Despite the obvious parallels between the butterfly life cycle and the metamorphosis of the main character, Dellarobia, Kingsolver has managed to tell many stories here without hammering us with the symbolism. Married and pregnant at 17, ten years later Dellarobia is about to walk away from a marriage that should never have been. That she loves her children is obvious, but that doesn’t mean she loves her life. She’s on her way up the mountain for a tryst, to cross a line from which there can be no return, when she sees the butterflies for the first time. Without her glasses on they look like a valley of fire. She turns back, the line never crossed, yet her life will never be the same.
Monarchs in the Appalachians instead of Mexico is Kingsolver’s way to talk about global warming in this book, and although other readers have found it too heavy handed, I managed to learn through Dellarobia’s eyes, as someone who didn’t know anything about climate change, but who, ultimately, as a farmer, is living with the consequences of it every day. Her life is changed forever with the arrival of the butterflies, and those who come to study them, and as each layer is pulled back we can see her emerging from the gloom.

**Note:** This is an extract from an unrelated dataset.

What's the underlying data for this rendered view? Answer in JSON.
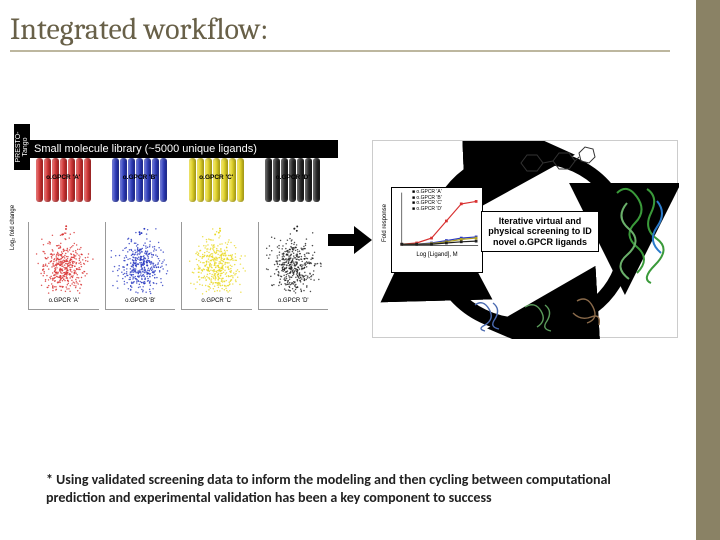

Kingsolver never denigrates the simple life of the characters in this book. In contrast, one scene in which Dellarobia is being lectured by one of the many visitors to reduce her carbon footprint is a testament to the folks who have no such need. “Fly less?” Dellarobia thinks, incredulously? Each character in this book is well crafted, even those we encounter for a short time, and they are unfolded for us as Dellarobia’s awakening reveals them more fully to her for the first time.